A polymer is a large molecule composed of many repeated sub-units. Polymers occur in nature. Plants, for instance, are composed of a polymer called cellulose. Other polymers had been synthesized in the laboratory; a hard resin dubbed Bakelite had been a big commercial success. When Carothers came to the field, the arrangement of the sub-units within polymers was not well understood. A prominent German scientist had proposed that polymers were held together in the same way as smaller molecules—by covalent bonding, in which atoms share pairs of electrons. Carothers generally agreed. But rather than working with natural polymers, he focused on creating synthetic polymers in the lab by exposing small molecules to known reactants to form long, macromolecular chains.
That got DuPont’s attention. Stine had convinced DuPont’s executive committee to fund a continuing research program. But Carothers, who had been at Harvard only a short time, turned down Stine’s offer: “I suffer from neurotic spells of diminished capacity, which might constitute a much more serious handicap there than here,” he wrote. Stine raised his salary offer. Eventually, Carothers gave in. It worked for a while. Freed from teaching, he bicycled to work at DuPont’s Experimental Station in Wilmington and set his own agenda. “Nobody asks any questions as to how I am spending my time or what my plans are,” he wrote a friend. “Apparently, it is all up to me.”

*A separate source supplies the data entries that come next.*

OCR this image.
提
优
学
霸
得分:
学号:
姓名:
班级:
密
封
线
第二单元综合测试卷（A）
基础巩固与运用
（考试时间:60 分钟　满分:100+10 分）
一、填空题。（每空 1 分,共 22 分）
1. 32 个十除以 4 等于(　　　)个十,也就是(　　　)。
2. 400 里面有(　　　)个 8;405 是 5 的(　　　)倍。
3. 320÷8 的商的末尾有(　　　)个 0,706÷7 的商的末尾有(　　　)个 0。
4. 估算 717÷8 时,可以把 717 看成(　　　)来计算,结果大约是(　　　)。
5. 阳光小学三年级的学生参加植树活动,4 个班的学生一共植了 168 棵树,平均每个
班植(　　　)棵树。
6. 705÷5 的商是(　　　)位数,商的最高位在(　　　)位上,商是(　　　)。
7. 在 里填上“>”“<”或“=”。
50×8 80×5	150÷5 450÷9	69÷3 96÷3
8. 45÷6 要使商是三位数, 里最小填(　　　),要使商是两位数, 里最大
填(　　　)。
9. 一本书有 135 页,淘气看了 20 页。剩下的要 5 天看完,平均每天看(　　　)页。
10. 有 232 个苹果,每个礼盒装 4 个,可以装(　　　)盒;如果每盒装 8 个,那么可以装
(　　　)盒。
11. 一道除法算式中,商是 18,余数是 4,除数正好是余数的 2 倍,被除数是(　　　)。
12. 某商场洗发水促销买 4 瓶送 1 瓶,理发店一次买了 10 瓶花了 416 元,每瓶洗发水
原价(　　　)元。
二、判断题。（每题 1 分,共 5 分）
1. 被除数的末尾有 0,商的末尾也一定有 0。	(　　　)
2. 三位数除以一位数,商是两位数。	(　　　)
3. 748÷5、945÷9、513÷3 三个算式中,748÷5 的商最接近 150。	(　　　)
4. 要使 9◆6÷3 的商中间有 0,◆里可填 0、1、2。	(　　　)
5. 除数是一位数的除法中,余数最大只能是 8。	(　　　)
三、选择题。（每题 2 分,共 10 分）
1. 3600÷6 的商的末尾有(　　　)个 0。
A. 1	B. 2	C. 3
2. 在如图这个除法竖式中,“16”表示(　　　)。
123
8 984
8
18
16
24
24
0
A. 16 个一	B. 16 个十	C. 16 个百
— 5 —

Carothers focused, of course, on polymers and from his department’s experiments emerged polychloroprene, a synthetic rubber later introduced as “neoprene.” Synthetic rubber proved invaluable during World War II, when the Axis powers controlled most sources of natural rubber. Shortly afterward, Carothers and a lab assistant made a breakthrough in their efforts to develop polymers with molecular weights greater than 6,000. Using a new technique, the assistant dipped a glass rod into a batch of polymers with weights above 12,000 and found that the fibers began to align and become stronger as they were pulled out.
“Carothers was away on business the morning his team went running down the halls between the laboratories, pulling their bright, chemical strings behind them,” according to Financial Times writer Sam Knight. But it still needed work. Bolton was now in charge. With the Depression cutting into DuPont’s revenues, he pushed Carothers—whose interests were elsewhere—to focus on developing fibers. Meanwhile, Carothers’ parents had come to live with him. He wrote a friend of suffering “at least a dozen violent storms of depression every day.”
Bolton got what he wanted. Carothers modified his equipment and identified new combinations of chemicals. By early 1935, he had a new fiber that, by weight, was six times stronger than steel. By then, however, Carothers had had the first in a series of breakdowns. He spent time away from the office and married in early 1936, then was confined for two months at a mental institution. Badly shaken in early 1937 by the sudden death of his actress sister, Carothers learned in April that his wife was pregnant. Three days later, he drove to Philadelphia. The new fiber, nylon, was introduced the following year.